I’m specifically looking for a prompt that can identify and remove words such as “um”, “uh”, “like”, “you know”, and other similar phrases that don’t add much value to the text but can be distracting or detract from its overall quality. Everything I’ve tried so far (few shot prompting, GPT4 “personas”, and a lot of other prompts) have all yielded a lot of summarisation from the AI. I want to preserve all the context, but just slightly tweak the input to read a little more formally.
The input will be sections of interview transcripts (ie questions asked and the answer provided).
@sps@anon10827405 – thank you! It’s a little more than just stop words though, it’s input that looks a bit more like this:
“They don’t, for instance, some things, some of their online exercises don’t work when they try to open them.”

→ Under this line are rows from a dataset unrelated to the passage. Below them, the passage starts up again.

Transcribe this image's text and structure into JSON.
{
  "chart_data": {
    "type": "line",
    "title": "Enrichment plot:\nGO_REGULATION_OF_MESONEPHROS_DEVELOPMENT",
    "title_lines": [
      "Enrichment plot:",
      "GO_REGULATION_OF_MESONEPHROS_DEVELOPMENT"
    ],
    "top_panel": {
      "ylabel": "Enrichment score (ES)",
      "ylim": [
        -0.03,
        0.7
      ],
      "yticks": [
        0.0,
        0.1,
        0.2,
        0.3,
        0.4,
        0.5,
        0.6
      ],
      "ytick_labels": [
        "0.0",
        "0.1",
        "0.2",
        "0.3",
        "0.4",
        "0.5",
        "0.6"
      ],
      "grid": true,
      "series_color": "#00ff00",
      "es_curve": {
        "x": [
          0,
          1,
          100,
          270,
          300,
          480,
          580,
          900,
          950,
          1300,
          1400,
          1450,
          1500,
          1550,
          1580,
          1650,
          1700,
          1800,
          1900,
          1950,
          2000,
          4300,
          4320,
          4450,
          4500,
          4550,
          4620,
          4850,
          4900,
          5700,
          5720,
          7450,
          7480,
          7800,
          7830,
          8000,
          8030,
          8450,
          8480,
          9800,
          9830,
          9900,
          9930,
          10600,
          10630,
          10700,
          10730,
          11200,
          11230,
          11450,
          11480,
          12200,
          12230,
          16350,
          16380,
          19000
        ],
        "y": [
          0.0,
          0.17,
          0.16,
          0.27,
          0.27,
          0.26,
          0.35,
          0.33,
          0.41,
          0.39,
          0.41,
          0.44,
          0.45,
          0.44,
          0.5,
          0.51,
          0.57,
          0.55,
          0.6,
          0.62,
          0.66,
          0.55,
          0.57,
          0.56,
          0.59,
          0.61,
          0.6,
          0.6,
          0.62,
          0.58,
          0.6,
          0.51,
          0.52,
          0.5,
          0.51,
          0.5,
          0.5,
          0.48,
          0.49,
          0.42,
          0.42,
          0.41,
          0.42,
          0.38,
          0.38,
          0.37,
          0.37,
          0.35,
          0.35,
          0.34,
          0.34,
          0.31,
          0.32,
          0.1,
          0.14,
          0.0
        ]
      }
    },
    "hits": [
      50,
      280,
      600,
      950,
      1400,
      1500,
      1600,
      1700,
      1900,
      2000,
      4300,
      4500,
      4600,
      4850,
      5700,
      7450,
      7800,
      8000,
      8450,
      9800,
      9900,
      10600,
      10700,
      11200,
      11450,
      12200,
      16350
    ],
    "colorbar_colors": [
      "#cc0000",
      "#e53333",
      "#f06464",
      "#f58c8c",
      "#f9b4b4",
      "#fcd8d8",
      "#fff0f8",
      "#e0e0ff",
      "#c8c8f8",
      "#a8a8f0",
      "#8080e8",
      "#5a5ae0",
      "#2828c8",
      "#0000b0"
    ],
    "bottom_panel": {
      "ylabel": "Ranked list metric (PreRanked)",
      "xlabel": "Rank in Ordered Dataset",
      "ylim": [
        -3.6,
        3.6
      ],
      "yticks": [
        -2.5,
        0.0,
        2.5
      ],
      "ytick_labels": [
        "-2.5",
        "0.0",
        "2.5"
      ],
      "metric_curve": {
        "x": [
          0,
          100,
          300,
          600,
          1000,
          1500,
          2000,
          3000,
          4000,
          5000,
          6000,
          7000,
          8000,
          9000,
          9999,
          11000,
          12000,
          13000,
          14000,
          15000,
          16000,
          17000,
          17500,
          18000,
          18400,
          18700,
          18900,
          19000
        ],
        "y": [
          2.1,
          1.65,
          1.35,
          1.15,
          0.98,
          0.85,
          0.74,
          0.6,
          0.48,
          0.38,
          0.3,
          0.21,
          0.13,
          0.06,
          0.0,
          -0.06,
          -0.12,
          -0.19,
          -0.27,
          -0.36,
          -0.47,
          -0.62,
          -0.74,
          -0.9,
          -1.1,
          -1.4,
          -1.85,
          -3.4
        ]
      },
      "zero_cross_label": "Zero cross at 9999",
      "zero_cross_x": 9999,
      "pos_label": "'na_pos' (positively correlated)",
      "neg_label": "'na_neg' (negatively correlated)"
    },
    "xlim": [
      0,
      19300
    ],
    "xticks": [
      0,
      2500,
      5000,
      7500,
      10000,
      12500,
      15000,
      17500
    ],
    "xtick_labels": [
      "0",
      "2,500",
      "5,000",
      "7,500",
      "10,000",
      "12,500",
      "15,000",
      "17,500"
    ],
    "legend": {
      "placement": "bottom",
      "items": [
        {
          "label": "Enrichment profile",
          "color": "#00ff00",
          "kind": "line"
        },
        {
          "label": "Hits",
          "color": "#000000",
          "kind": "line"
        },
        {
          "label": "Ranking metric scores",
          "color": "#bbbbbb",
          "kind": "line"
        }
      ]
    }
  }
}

I’d like to have this rewritten as “Some of their online exercises don’t work” (optionally “when they try to open them”).
More broadly it’s real dialogue (as it comes from interview transcripts), so what we want to remove isn’t perhaps as simple / straightforward as an array of filler words, that’s why I was thinking to lean on GPT. Is there a good way to do this directly in code?
Additionally, I’ve noticed that issues arise usually / mostly when we try and clean multiple question / responses at the same time. If we do them one-off, it works fairly well, but if we do n > 3, it starts summarizing a lot. It’s, however, unwieldy and inefficient to do the cleaning one off
1. Break the text into sentences.
2. For each sentence do this: describe and experiment with what you want done.
Once you're done review your work and check that the above instructions have been followed correctly.
I’m not going too much into the details of what you need done in step 2, because you’ll need to test with your data and see what works best.
You’ll have to take time to refine it according to your data and desired output. Alternatively you can spend some time in creating a training dataset with prompts and desired completions and fine-tune a base model.